What is Natural Language Processing?

Natural Language Processing, or NLP, is the process of extracting the meaning, or intent, behind human language. In the field of Conversational artificial intelligence (AI), NLP allows machines and applications to understand the intent of human language inputs, and then generate appropriate responses, resulting in a natural conversation flow.

Most commonly, NLP is used as an umbrella term to include Natural Language Understanding (NLU), Natural Language Generation (NLG), and Dialog Management.

Natural Language Processing

What is the importance of intent?

Human language is extremely complex. Depending on the speaker, situation and cultural bias, words can mean different things in different contexts. NLP enables machines and software applications to make sense of a human language, recognize intent despite the order of words or the way they are used, and produce an appropriate response.

I want to change my order

What are some use cases of natural language processing?

Examples of NLP are all around us. Smart Speakers can tell you the weather and set a timer, cars can respond to voice commands, and virtual assistants can help you accomplish customer service tasks without engaging an agent. However, we as humans, being the experts of human language, can easily spot good NLP from a clunky one.

What are some examples of bad NLP?

If the NLP behind an application is poorly designed or not advanced enough, you will find yourself having to change the structure of your phrase to dictate the appropriate response. For example, if you are booking a hotel reservation, and say “I am booking a room for my wife and I”, the machine may not recognize that wife and I implies two people.
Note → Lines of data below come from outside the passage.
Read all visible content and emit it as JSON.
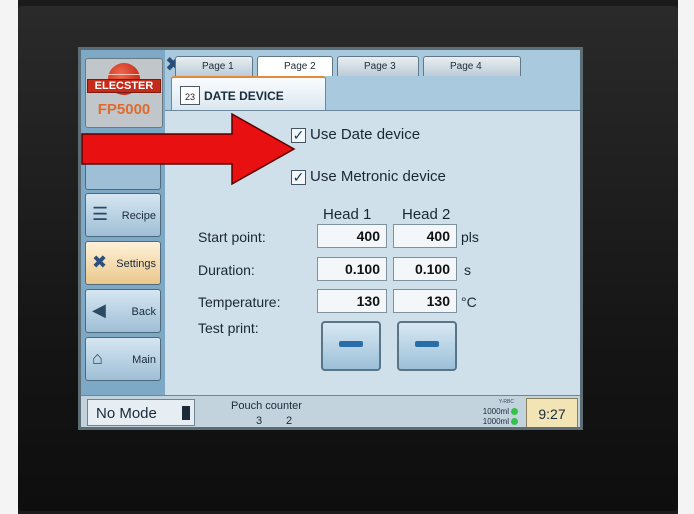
{
  "brand": {
    "name": "ELECSTER",
    "model": "FP5000"
  },
  "tabs": [
    {
      "label": "Page 1"
    },
    {
      "label": "Page 2"
    },
    {
      "label": "Page 3"
    },
    {
      "label": "Page 4"
    }
  ],
  "panel": {
    "title": "DATE DEVICE",
    "calendar_day": "23"
  },
  "options": {
    "use_date_device": {
      "label": "Use Date device",
      "checked": true
    },
    "use_metronic_device": {
      "label": "Use Metronic device",
      "checked": true
    }
  },
  "table": {
    "head1": "Head 1",
    "head2": "Head 2",
    "rows": [
      {
        "label": "Start point:",
        "h1": "400",
        "h2": "400",
        "unit": "pls"
      },
      {
        "label": "Duration:",
        "h1": "0.100",
        "h2": "0.100",
        "unit": "s"
      },
      {
        "label": "Temperature:",
        "h1": "130",
        "h2": "130",
        "unit": "°C"
      }
    ],
    "test_print_label": "Test print:"
  },
  "sidebar": {
    "recipe": "Recipe",
    "settings": "Settings",
    "back": "Back",
    "main": "Main"
  },
  "bottom": {
    "mode": "No Mode",
    "pouch_counter_label": "Pouch counter",
    "pouch_counter_1": "3",
    "pouch_counter_2": "2",
    "small_label": "Y-RBC",
    "flow_1": "1000ml",
    "flow_2": "1000ml",
    "time": "9:27"
  },
  "colors": {
    "arrow": "#e81010",
    "accent": "#e08a3a",
    "status_ok": "#38c14a"
  }
}
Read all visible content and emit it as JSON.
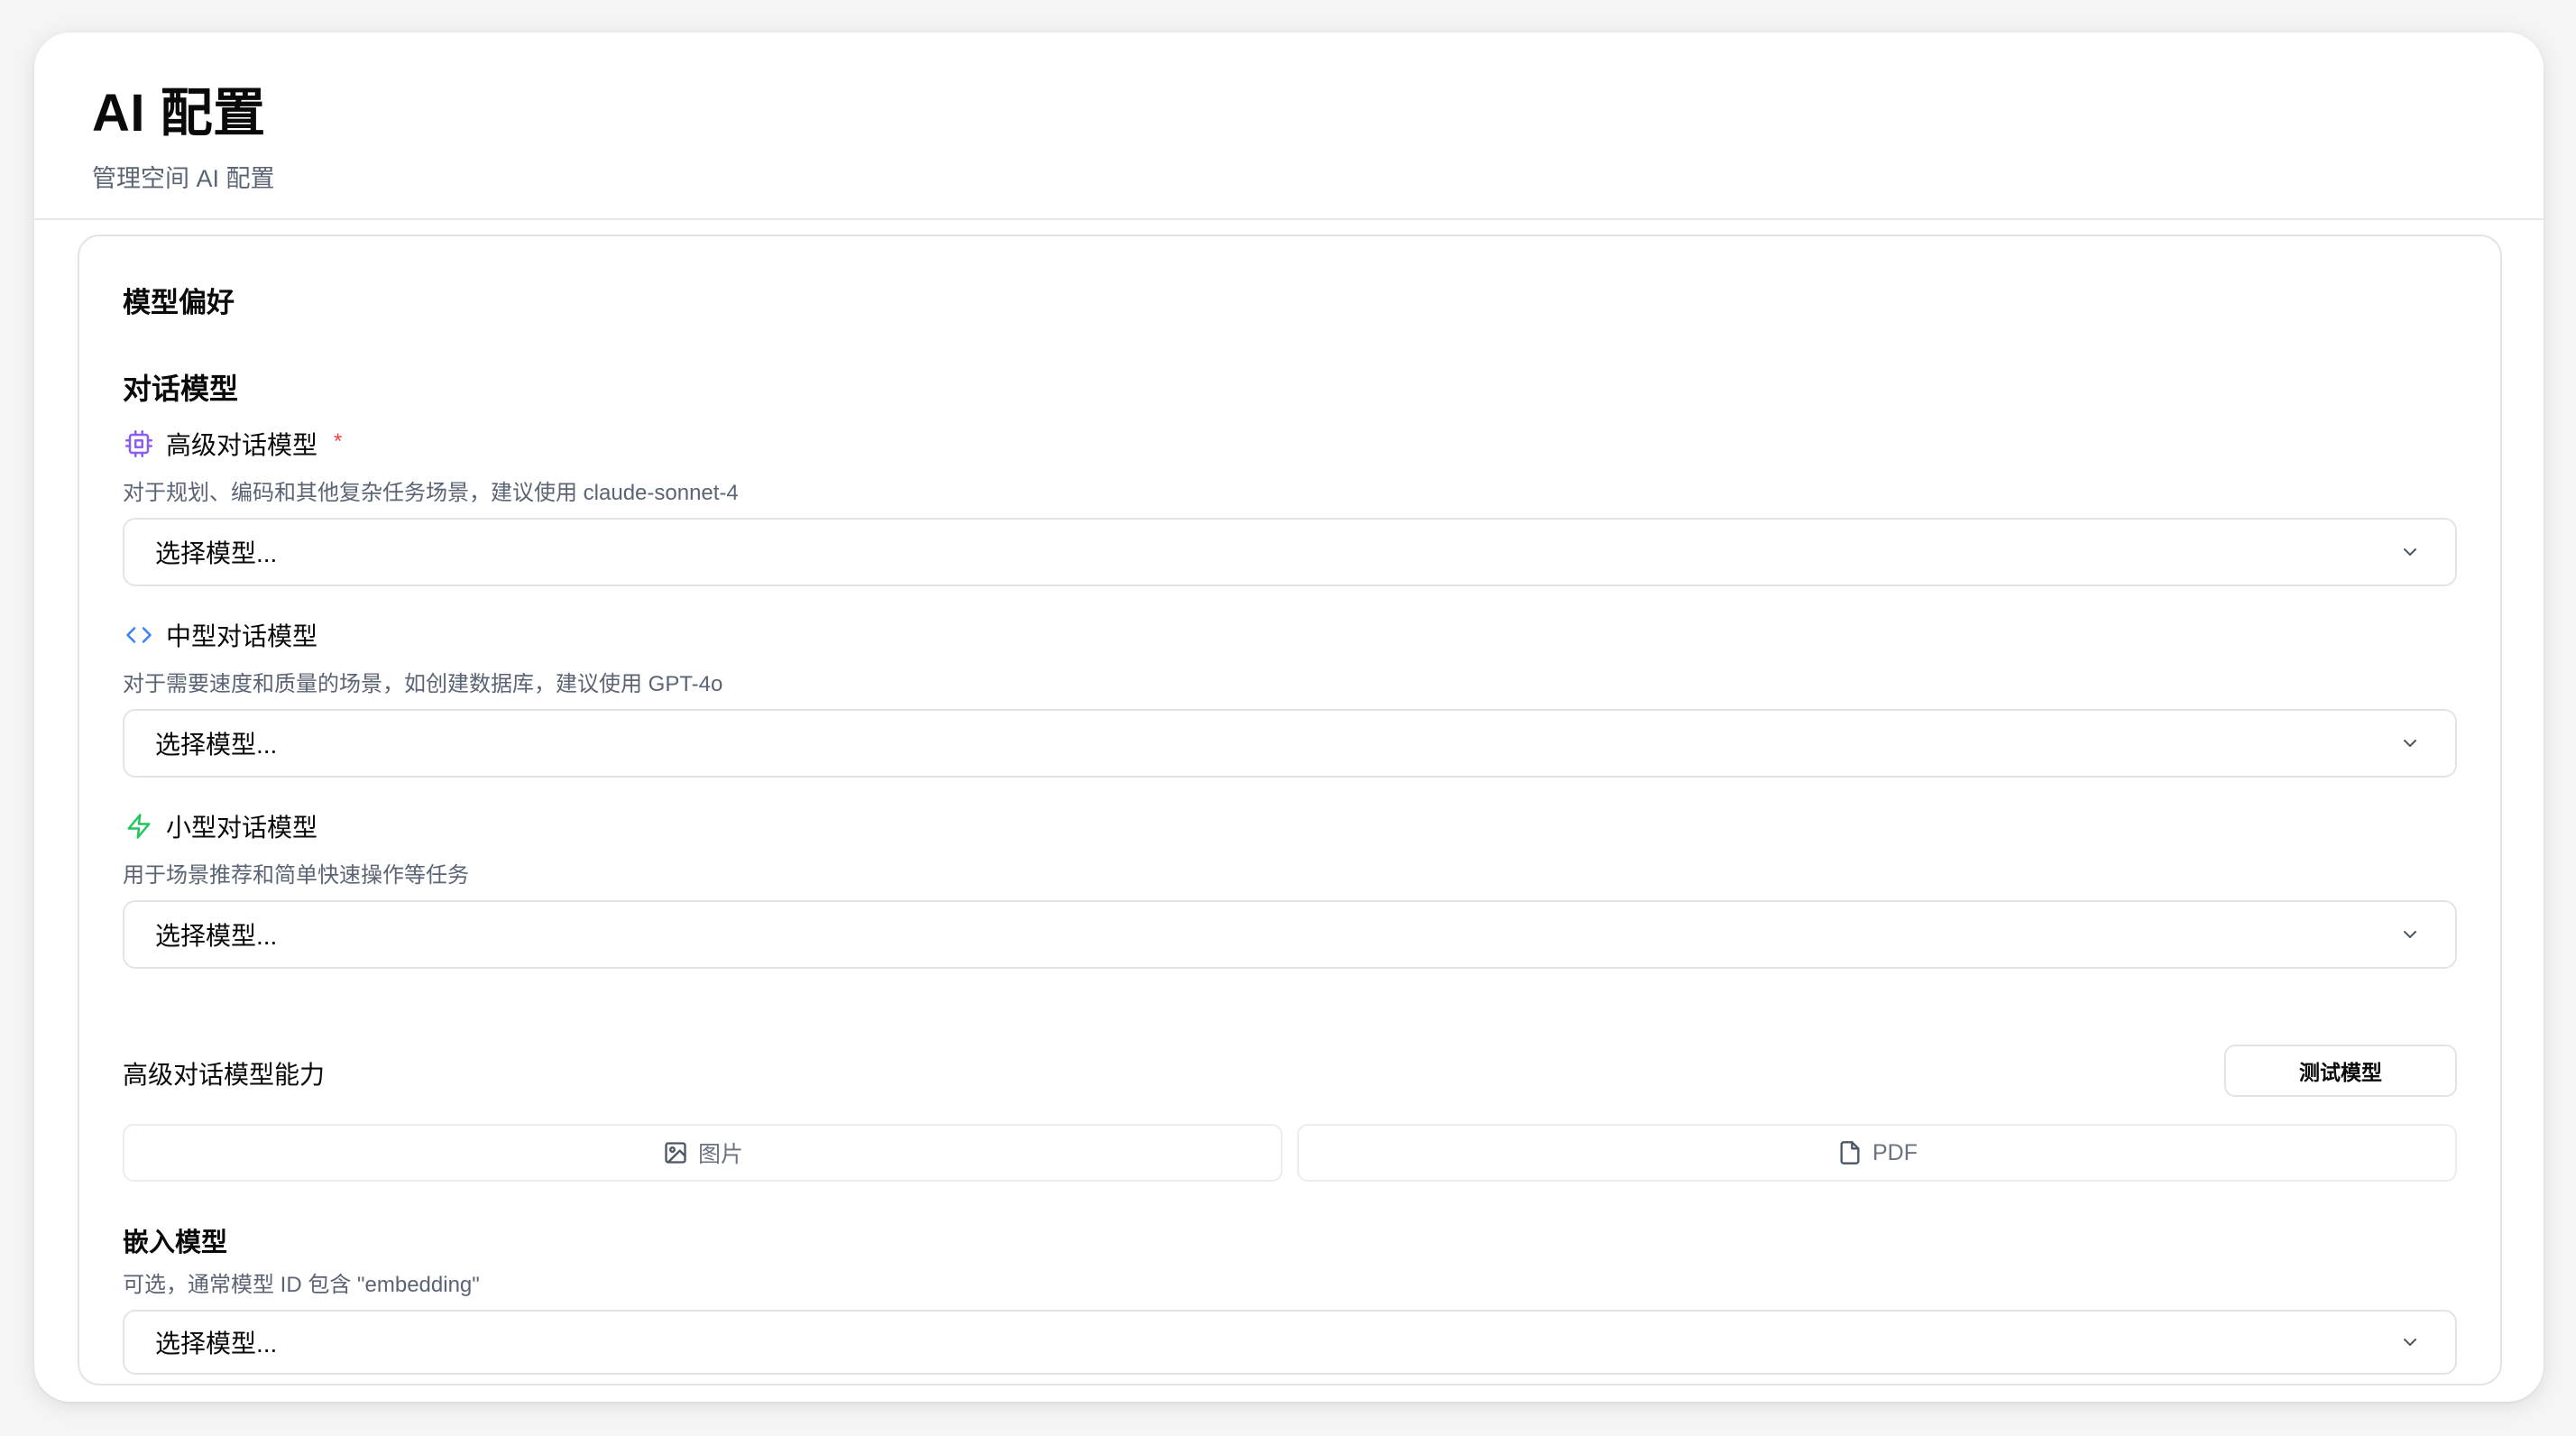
{
  "header": {
    "title": "AI 配置",
    "subtitle": "管理空间 AI 配置"
  },
  "card": {
    "section_title": "模型偏好",
    "chat_group_title": "对话模型",
    "advanced": {
      "label": "高级对话模型",
      "required_mark": "*",
      "description": "对于规划、编码和其他复杂任务场景，建议使用 claude-sonnet-4",
      "select_value": "选择模型...",
      "icon": "cpu-icon",
      "icon_color": "#8b5cf6"
    },
    "medium": {
      "label": "中型对话模型",
      "description": "对于需要速度和质量的场景，如创建数据库，建议使用 GPT-4o",
      "select_value": "选择模型...",
      "icon": "code-icon",
      "icon_color": "#3b82f6"
    },
    "small": {
      "label": "小型对话模型",
      "description": "用于场景推荐和简单快速操作等任务",
      "select_value": "选择模型...",
      "icon": "zap-icon",
      "icon_color": "#22c55e"
    },
    "capabilities": {
      "label": "高级对话模型能力",
      "test_button": "测试模型",
      "items": [
        {
          "label": "图片",
          "icon": "image-icon"
        },
        {
          "label": "PDF",
          "icon": "file-icon"
        }
      ]
    },
    "embedding": {
      "title": "嵌入模型",
      "description": "可选，通常模型 ID 包含 \"embedding\"",
      "select_value": "选择模型..."
    }
  }
}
Instead, in the example of this poor NLP, you would have to be more specific and say “I am booking a room for two people.”

Bad Example of NLP

What are some examples of good NLP?

Advanced NLP is virtually indistinguishable from speaking with a human. This means that if you say “My order was shipped to the wrong address, I would like to get a refund,” the system understands that you need to cancel an order, rather than proceed with a shipping issue. Without recognizing the true intent, this may have caused multiple transfers and repetition, and a frustrating experience for the customer.

Speech Recognition, NLP, Dialog Management

How does NLP work?

Let’s take a deeper dive into the technical aspects of NLP: 

Natural Language Understanding (NLU): Natural language understanding or natural-language interpretation is a subset of natural language processing in artificial intelligence that covers machine reading comprehension. NLU helps machines understand spoken or written human language.

Natural Language Generation (NLG): Natural-language generation is another subset of NLP that converts structured data into natural language. In other words, NLG is the process of producing words, phrases and sentences that have contextual meaning and could be understood by humans. 

Dialog Management (DM): Dialog management is one of the most important parts of NLP. Dialog Management determines the actual context of the dialogue and offers state and flow of the dialog to make the conversation human-like. In simpler terms, the dialog management keeps the conversation flowing with appropriate responses and questions. 

The definition of NLP could also be stretched to include sentiment analysis, information (as in entity, intent, relationship) extraction and information retrieval. 

Sentiment Analysis: Sentiment analysis is the process of using natural language processing and other branches of AI such as text analysis, biometrics etc. to identify, extract, study affective states of human emotion and subjective information. For example, if a user begins the call saying “Representative,” there could be a different underlying intent whether the tone is angry or calm.

Natural Language Processing Use

The usage of NLP is highly contextual and driven by intention. We, at Interactions, use Natural Language Processing in customer service transactions, to extract the meaning with an intention of having a conversation with the person. Other applications of AI such as search engines, use NLP with an intention of information or document retrieval. Machine Translation systems also extract meaning, with the intention of moving the meaning over to the target language, ex from english to french or vice versa. 

Meaning can be comprised and influenced by multiple different dimensions, such as:

  • What the user wants to do
  • The user’s emotions
  • The user’s demographics.
  •  Past context of a conversation or transaction

NLP extracts the meaning, using the above influences and more, with an intention of having a conversation with the person at a human level.

NLP Attributes
Unscripted questions, unplanned responses, gibberish

Variables that can impact intent:

NLP has come a long way. But, as the human language evolves to include more variables, the implied intent of spoken words becomes more difficult. This is especially true in a customer service setting, where there can be a diverse customer base calling.

Some of these variables are:

Languages and dialects

A simple example of this can be seen in the difference of British and American English, where different phrases and words can have different intentions. 

Slang

New words and phrases are constantly being created. When virtual assistants hear them for the first time, they may have trouble extracting the meaning behind the words. 

Tone

The same sentence can be interpreted many ways depending on the customers tone. Even a phrase as simple as “Great, thanks” with a sarcastic tone can have a completely different implementation. It is important for NLP to be able to comprehend the tone in order to best respond. 

Background noise (or lack thereof)

Another variable in determining intent is whether or not there is background noise on the call, which helps establish context. For example, if an NLP system identifies that a  customer is calling their insurance company from a noisy, outdoor place, like at the scene of a car crash, versus a quiet indoor location, the system could deliver more appropriate dialog flow for a better experience.